彼と僕のエトセトラ

真昼でも薄暗い部屋だった。

部屋の電気をつける彼を僕は見たことがない。ただ僕も電気をつける気にはならなくて、いつもその部屋は薄暗かった。カーテンも閉じているから、陽の光すらも部屋に入らない。明るい色のカーテンだったが、いわゆる遮光カーテンというやつで、日の光は部屋を明るくするには心もとなかった。薄暗い部屋で2人ソファーに寄り添うように座っていると、世界に二人きりしかいないような気がしてひどく落ち着いた。白い革のソファーは何年も前に買ったもので、使い古してボロボロになっていたけれど、それでも僕は構わなかった。僕たちはそれでも構わないと、そう思っていた。

彼と僕は同じ大学で同じ家に住んではいたけれど、大学ではほとんど話したことがなかった。彼はお世辞にも明るいとは言えない人だったけれど、彼の周りには沢山人がいたし、僕がその周りに入れるとは欠片も思わなかった。人に囲まれて穏やかな笑みを浮かべている彼を、後ろからぼんやりと眺めるのが僕の常で、それで満足していた。正確には満足するようにしていた。高望みをしてはいけないと自分に言い聞かせた。

残念なことに、彼が僕に話しかけてくる頻度は、最初の頃は多かった。僕がつっけんどんな態度をとっても彼は変わらず、にこやかに此方に接してくる。いつも大学で彼の周りにいるその他大勢と全く同じような態度に、僕がイラついていることも知りもしない。柔和な微笑みがどれだけ僕の琴線に触れているのか、きっと彼は一生知ることもないだろう。そのうち僕が諦めてある程度の対応をしていると、なぜか彼が話しかけてくる頻度は減った。よくわからないと思ったが僕はそれをよしとした。それが悪かったのかもしれなかった。

「付き合ってほしい。君が好きだ。」

そう言われたのは同居して1年が経った頃。そう言われるまでに、彼の態度に変化は全くと言っていいほどなかった。ずっと、友人としての彼が居て、僕はそれに寄り添って生きているはずだったのだ。

「どうして。」

声が震える。当たり前だった。こんな時に動揺を隠しきれないのが僕の悪い所だ。けれど、こんな状況だったら誰だって、そんな風にもなるだろう。誰にするでもなく言い訳をしたくなった。僕が彼を見つめていると、彼は僕から目を逸らした。後ろめたさだろうか、罪悪感だろうか。

「ごめん。」

彼はそういったきりだった。僕はひどく傷ついて、けれど、このままにはしておけないこともわかっていた。言葉を返さなければいけない。肯定か否定の二つに一つしかない答えは、ひどく曖昧に生きてきた僕には鉛のように重く、トゲのように鋭かった。どちらを吐くのも、僕には難しすぎた。

せめて彼が傷つかない方を選んであげよう。そう思ったのは、僕のエゴだったのかもしれない。

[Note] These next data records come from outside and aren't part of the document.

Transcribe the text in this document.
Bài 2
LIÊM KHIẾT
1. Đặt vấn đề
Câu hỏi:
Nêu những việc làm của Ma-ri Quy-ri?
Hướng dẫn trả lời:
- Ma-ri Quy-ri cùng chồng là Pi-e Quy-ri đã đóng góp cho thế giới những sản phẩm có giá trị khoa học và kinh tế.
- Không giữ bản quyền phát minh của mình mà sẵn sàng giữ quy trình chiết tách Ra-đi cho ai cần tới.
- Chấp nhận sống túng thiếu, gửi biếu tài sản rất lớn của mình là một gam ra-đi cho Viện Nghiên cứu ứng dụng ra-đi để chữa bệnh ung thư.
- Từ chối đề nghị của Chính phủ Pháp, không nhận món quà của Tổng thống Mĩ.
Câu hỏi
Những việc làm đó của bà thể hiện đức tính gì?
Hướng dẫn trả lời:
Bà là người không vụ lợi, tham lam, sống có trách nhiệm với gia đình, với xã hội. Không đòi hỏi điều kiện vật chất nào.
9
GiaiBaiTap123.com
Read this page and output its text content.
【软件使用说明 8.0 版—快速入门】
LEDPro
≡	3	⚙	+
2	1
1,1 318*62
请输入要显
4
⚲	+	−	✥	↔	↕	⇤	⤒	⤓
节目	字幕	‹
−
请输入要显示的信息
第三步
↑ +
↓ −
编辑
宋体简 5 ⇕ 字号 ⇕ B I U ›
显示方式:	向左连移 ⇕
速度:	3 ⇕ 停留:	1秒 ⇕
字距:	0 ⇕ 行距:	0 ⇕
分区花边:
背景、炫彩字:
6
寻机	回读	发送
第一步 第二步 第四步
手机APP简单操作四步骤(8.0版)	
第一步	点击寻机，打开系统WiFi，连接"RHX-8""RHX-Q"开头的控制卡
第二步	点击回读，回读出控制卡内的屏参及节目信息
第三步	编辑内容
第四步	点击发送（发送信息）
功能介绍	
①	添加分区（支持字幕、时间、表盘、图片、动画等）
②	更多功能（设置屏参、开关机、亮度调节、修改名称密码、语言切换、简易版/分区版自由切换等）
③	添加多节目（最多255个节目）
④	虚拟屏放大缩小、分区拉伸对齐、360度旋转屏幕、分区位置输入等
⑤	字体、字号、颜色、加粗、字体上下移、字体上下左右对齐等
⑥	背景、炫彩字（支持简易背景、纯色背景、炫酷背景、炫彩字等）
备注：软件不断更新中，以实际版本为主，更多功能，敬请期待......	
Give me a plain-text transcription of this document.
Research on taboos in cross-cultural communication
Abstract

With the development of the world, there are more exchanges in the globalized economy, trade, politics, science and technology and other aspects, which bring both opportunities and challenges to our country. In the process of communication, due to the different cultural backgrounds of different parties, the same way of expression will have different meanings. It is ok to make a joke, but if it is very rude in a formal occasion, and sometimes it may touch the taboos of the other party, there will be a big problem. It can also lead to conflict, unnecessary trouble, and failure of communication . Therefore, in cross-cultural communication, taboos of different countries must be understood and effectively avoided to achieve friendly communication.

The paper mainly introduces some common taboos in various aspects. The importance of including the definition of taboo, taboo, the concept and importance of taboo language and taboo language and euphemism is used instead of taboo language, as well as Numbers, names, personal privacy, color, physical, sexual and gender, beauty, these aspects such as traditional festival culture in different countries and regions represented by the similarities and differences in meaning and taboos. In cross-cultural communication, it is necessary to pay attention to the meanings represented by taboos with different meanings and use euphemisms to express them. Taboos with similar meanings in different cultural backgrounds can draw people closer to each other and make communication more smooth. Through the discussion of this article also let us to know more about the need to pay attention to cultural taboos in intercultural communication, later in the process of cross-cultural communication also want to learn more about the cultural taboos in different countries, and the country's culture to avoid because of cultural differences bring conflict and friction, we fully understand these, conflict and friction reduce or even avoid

僕の答えに彼は、緩やかに笑った。なんとなく彼の以前の笑みとは違うような気がしたけれど、昔の彼の笑みなんて欠片も思い出せなかった。僕も諦めて笑った。

そして同居から同棲になった生活を、僕らは曖昧に続けている。いつか来る終わりを信じているのかもしれないし、永遠に終わらないでくれと思っているのかもしれなかった。もう、知る由もない。

電気のついた明るい部屋で、僕たちは二人、黒い革のソファで、寄り添うように生きていた。